Gaspille nos demeures

par Rosy L. Daneault

tu laisses les filles courir jusqu’aux barbelés
tu fermes les yeux Carabosse
prémédite les balles perdues

une rumeur arrose les ombres
et les nuits lagéniformes
où décèdent nos souffles

le sang au compte-goutte gaspille nos demeures
par la fenêtre, nous assistons à la mort des autres

                              prend-elle direction
                              des crevasses, des larmes
                              de la rareté des abris

combien la force nécessaire pour maintenir un mur?

*

hier tu me racontes comment plier les visages
comme des roseaux, avec soin, sans effort
comment dormir; car il vaudrait mieux dormir
alors que les menaces ébranlent la sécurité des corps

longue anesthésie
à la seringue, demander
quelles sont ces ondes qui s’entortillent autour de ma langue
quelles sont les modalités pour le rêve
ou l’extinction
d’une lèvre pâteuse

dans mon costume de fantôme, j’invoque des formes. un rond n’est pas banal, un
triangle n’est pas banal, un carré n’est pas banal. ce sont des langages. moins terrifiants que là où
le sens est localisé
voilà la peluche expulsée du corps ourson
voilà les façades où nous marchons
                              «les gratte-ciels posent problème»
et le fait empêche le geste
tout rappelle qu’un pied cloqué est toujours un pied

pourquoi alors l’asphalte
quand la maladie

*

la tristesse est ultraviolette
seul remède
caresse

la nourriture d’un pli
abrège les lumières

                              chacune aux couleurs souples
                              renforce les nuages

nous organisons nos petites révoltes
contre-attaques aux flottements

si le sommeil guette d’un pieu
s’arme de pierres, attend des têtes qui frapperont d’abord
juge faibles étoiles ourses et philtres

quelconque sauge quelconque obsession ne suffisent pas
devant les cuisses lardées, gorges hémophiles
et la fatigue prématurée des grandes blessées
nous abandonnons les luttes
déposons nos poussières

tu me racontes la résignation

à mon tour, je consens à dormir sous la menace du pieu

[Rosy L. Daneault écrit depuis 2017. Elle est titulaire d’une maîtrise en études littéraires.
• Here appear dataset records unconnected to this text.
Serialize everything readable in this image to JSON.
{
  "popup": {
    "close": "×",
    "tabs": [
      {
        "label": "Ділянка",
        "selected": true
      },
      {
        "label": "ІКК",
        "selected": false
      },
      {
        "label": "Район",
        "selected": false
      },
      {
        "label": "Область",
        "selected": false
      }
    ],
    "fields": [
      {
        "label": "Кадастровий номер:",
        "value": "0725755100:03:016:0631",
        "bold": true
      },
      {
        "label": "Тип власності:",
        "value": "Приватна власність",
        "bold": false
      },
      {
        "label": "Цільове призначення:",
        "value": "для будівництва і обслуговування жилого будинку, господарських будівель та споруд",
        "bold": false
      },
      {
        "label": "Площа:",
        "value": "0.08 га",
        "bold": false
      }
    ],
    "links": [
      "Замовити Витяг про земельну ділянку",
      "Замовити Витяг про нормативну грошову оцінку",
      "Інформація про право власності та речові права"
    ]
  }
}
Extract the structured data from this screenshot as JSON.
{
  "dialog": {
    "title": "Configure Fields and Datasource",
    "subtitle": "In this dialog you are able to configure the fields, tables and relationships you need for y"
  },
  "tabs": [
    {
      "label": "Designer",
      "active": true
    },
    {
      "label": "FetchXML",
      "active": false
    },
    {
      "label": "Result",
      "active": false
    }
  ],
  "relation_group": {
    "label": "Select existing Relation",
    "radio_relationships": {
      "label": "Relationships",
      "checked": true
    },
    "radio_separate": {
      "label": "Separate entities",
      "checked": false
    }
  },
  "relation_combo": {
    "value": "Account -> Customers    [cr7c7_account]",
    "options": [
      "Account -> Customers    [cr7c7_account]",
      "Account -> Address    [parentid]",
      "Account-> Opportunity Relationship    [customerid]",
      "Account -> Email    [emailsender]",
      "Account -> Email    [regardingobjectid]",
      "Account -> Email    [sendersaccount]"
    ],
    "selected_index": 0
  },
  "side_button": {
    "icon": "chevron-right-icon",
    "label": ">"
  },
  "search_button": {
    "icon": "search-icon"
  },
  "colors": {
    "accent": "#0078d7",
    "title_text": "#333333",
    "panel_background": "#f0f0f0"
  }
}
Elle s’intéresse principalement aux théories écoféministes et aux rapports atypiques à la réalité. Ses textes ont été publiés dans les revues Nyx, Saturne, Lapsus, Le crachoir de Flaubert et Moebius. En 2021, elle a codirigé le collectif Le cas. Quel domaine judiciaire pour la littérature? paru aux éditions L’Instant Même. Son texte «Filles-échardes» a fait partie de la liste préliminaire du Prix de la poésie de Radio-Canada en 2021.]